Federal Government Reopens Probe of Emmett Till Slaying
A plaque marks the gravesite of Emmett Till at Burr Oak Cemetery May 4, 2005, in Aslip, Ill. (Scott Olson/Getty Images)
Zachary Stieber
7/12/2018
Updated:
7/12/2018

The United States government has reopened a probe into the slaying of Emmett Till, saying it has received new information.

Till, a 14-year-old black boy who lived in Chicago, was abducted in 1955 while visiting relatives in Mississippi.

His body was discovered three days later in a river.

According to the U.S. Department of Justice, two local men, Roy Bryant and J.W. Milam, were arrested and charged with Till’s murder but were acquitted in a jury trial.

“Both men subsequently admitted to a journalist in an interview that was published in Look Magazine that they murdered Till.

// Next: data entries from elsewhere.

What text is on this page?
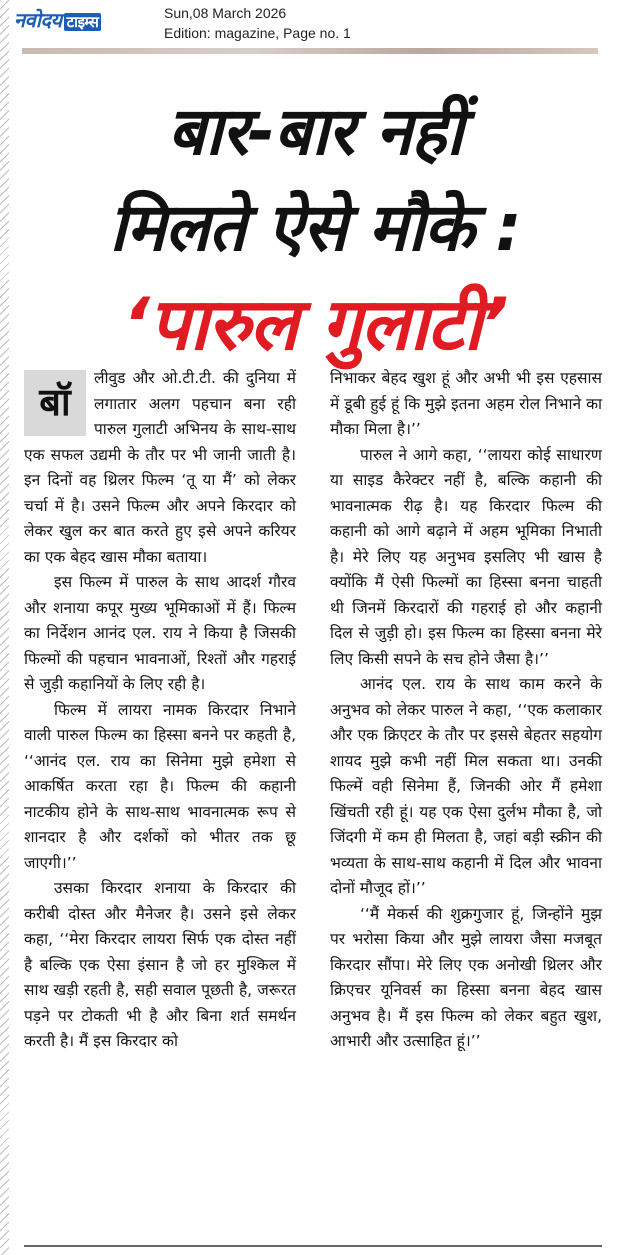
नवोदय टाइम्स	Sun,08 March 2026
Edition: magazine, Page no. 1
बार-बार नहीं
मिलते ऐसे मौके :
‘पारुल गुलाटी’
बॉ

लीवुड और ओ.टी.टी. की दुनिया में लगातार अलग पहचान बना रही पारुल गुलाटी अभिनय के साथ-साथ एक सफल उद्यमी के तौर पर भी जानी जाती है। इन दिनों वह थ्रिलर फिल्म ‘तू या मैं’ को लेकर चर्चा में है। उसने फिल्म और अपने किरदार को लेकर खुल कर बात करते हुए इसे अपने करियर का एक बेहद खास मौका बताया।

इस फिल्म में पारुल के साथ आदर्श गौरव और शनाया कपूर मुख्य भूमिकाओं में हैं। फिल्म का निर्देशन आनंद एल. राय ने किया है जिसकी फिल्मों की पहचान भावनाओं, रिश्तों और गहराई से जुड़ी कहानियों के लिए रही है।

फिल्म में लायरा नामक किरदार निभाने वाली पारुल फिल्म का हिस्सा बनने पर कहती है, ‘‘आनंद एल. राय का सिनेमा मुझे हमेशा से आकर्षित करता रहा है। फिल्म की कहानी नाटकीय होने के साथ-साथ भावनात्मक रूप से शानदार है और दर्शकों को भीतर तक छू जाएगी।’’

उसका किरदार शनाया के किरदार की करीबी दोस्त और मैनेजर है। उसने इसे लेकर कहा, ‘‘मेरा किरदार लायरा सिर्फ एक दोस्त नहीं है बल्कि एक ऐसा इंसान है जो हर मुश्किल में साथ खड़ी रहती है, सही सवाल पूछती है, जरूरत पड़ने पर टोकती भी है और बिना शर्त समर्थन करती है। मैं इस किरदार को

निभाकर बेहद खुश हूं और अभी भी इस एहसास में डूबी हुई हूं कि मुझे इतना अहम रोल निभाने का मौका मिला है।’’

पारुल ने आगे कहा, ‘‘लायरा कोई साधारण या साइड कैरेक्टर नहीं है, बल्कि कहानी की भावनात्मक रीढ़ है। यह किरदार फिल्म की कहानी को आगे बढ़ाने में अहम भूमिका निभाती है। मेरे लिए यह अनुभव इसलिए भी खास है क्योंकि मैं ऐसी फिल्मों का हिस्सा बनना चाहती थी जिनमें किरदारों की गहराई हो और कहानी दिल से जुड़ी हो। इस फिल्म का हिस्सा बनना मेरे लिए किसी सपने के सच होने जैसा है।’’

आनंद एल. राय के साथ काम करने के अनुभव को लेकर पारुल ने कहा, ‘‘एक कलाकार और एक क्रिएटर के तौर पर इससे बेहतर सहयोग शायद मुझे कभी नहीं मिल सकता था। उनकी फिल्में वही सिनेमा हैं, जिनकी ओर मैं हमेशा खिंचती रही हूं। यह एक ऐसा दुर्लभ मौका है, जो जिंदगी में कम ही मिलता है, जहां बड़ी स्क्रीन की भव्यता के साथ-साथ कहानी में दिल और भावना दोनों मौजूद हों।’’

‘‘मैं मेकर्स की शुक्रगुजार हूं, जिन्होंने मुझ पर भरोसा किया और मुझे लायरा जैसा मजबूत किरदार सौंपा। मेरे लिए एक अनोखी थ्रिलर और क्रिएचर यूनिवर्स का हिस्सा बनना बेहद खास अनुभव है। मैं इस फिल्म को लेकर बहुत खुश, आभारी और उत्साहित हूं।’’
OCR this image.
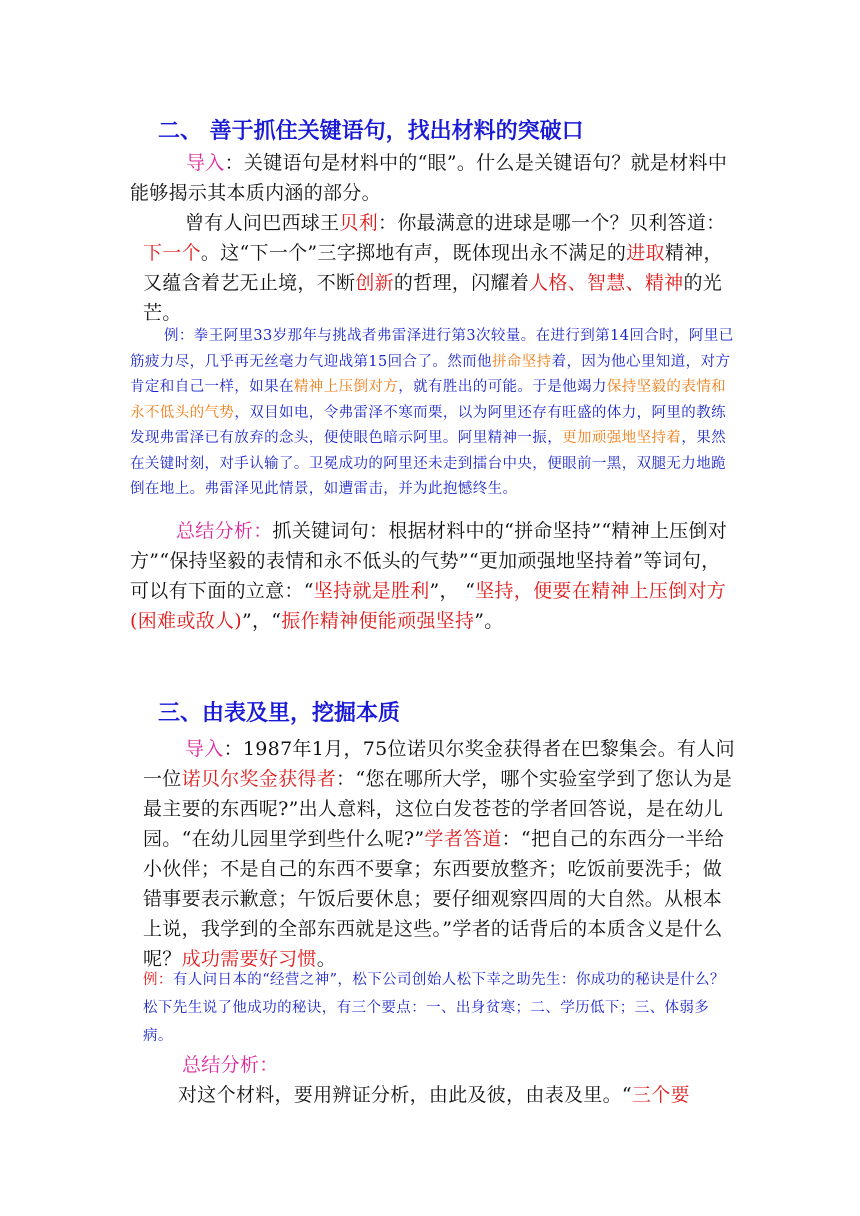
二、 善于抓住关键语句，找出材料的突破口

导入：关键语句是材料中的“眼”。什么是关键语句？就是材料中能够揭示其本质内涵的部分。

曾有人问巴西球王贝利：你最满意的进球是哪一个？贝利答道：下一个。这“下一个”三字掷地有声，既体现出永不满足的进取精神，又蕴含着艺无止境，不断创新的哲理，闪耀着人格、智慧、精神的光芒。

例：拳王阿里33岁那年与挑战者弗雷泽进行第3次较量。在进行到第14回合时，阿里已筋疲力尽，几乎再无丝毫力气迎战第15回合了。然而他拼命坚持着，因为他心里知道，对方肯定和自己一样，如果在精神上压倒对方，就有胜出的可能。于是他竭力保持坚毅的表情和永不低头的气势，双目如电，令弗雷泽不寒而栗，以为阿里还存有旺盛的体力，阿里的教练发现弗雷泽已有放弃的念头，便使眼色暗示阿里。阿里精神一振，更加顽强地坚持着，果然在关键时刻，对手认输了。卫冕成功的阿里还未走到擂台中央，便眼前一黑，双腿无力地跪倒在地上。弗雷泽见此情景，如遭雷击，并为此抱憾终生。

总结分析：抓关键词句：根据材料中的“拼命坚持”“精神上压倒对方”“保持坚毅的表情和永不低头的气势”“更加顽强地坚持着”等词句，可以有下面的立意：“坚持就是胜利”， “坚持，便要在精神上压倒对方(困难或敌人)”，“振作精神便能顽强坚持”。

三、由表及里，挖掘本质

导入：1987年1月，75位诺贝尔奖金获得者在巴黎集会。有人问一位诺贝尔奖金获得者：“您在哪所大学，哪个实验室学到了您认为是最主要的东西呢?”出人意料，这位白发苍苍的学者回答说，是在幼儿园。“在幼儿园里学到些什么呢?”学者答道：“把自己的东西分一半给小伙伴；不是自己的东西不要拿；东西要放整齐；吃饭前要洗手；做错事要表示歉意；午饭后要休息；要仔细观察四周的大自然。从根本上说，我学到的全部东西就是这些。”学者的话背后的本质含义是什么呢？成功需要好习惯。

例：有人问日本的“经营之神”，松下公司创始人松下幸之助先生：你成功的秘诀是什么？松下先生说了他成功的秘诀，有三个要点：一、出身贫寒；二、学历低下；三、体弱多病。

总结分析：

对这个材料，要用辨证分析，由此及彼，由表及里。“三个要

Milam and Bryant died in 1981 and 1994, respectively,” the department stated.

The department received a request in 2004 to consider whether any potential surviving subjects in the murder could be prosecuted, and agents with the FBI assisted local law enforcement officials in a review of historical records and interviews of surviving witnesses, along with forensic analysis, to try and determine if there were any surviving subjects who could be charged. After being presented with the evidence collected, a grand jury declined to indict anyone for any criminal charge related to the homicide.

However, the Department of Justice said in a report sent to Congress that it’s once again reinvestigating the slaying after receiving new information.

The report was sent in March but was reported on for the first time on July 12, 2018, by The Associated Press.

The federal report does not indicate what the new information might be.

It could be related to a book published last year, “The Blood of Emmett Till,” written by Timothy Tyson. Tyson quotes Carolyn Donham, a white woman who lived in Mississippi at the time of the murder, as saying she wasn’t truthful when she claimed Till grabbed her and made sexual advances toward her while she was shopping in 1955.

Donham was married to Bryant at the time.

A man who answered the door at Donham’s residence in North Carolina declined to comment when reached by The Associated Press.

Paula Johnson, co-director of an academic group that reviews unsolved civil rights slayings, said she can’t think of anything else that could have prompted the latest reinvestigation.

“We’re happy to have that be the case so that ultimately or finally someone can be held responsible for his murder,” said Johnson, who leads the Cold Case Justice Initiative at Syracuse University.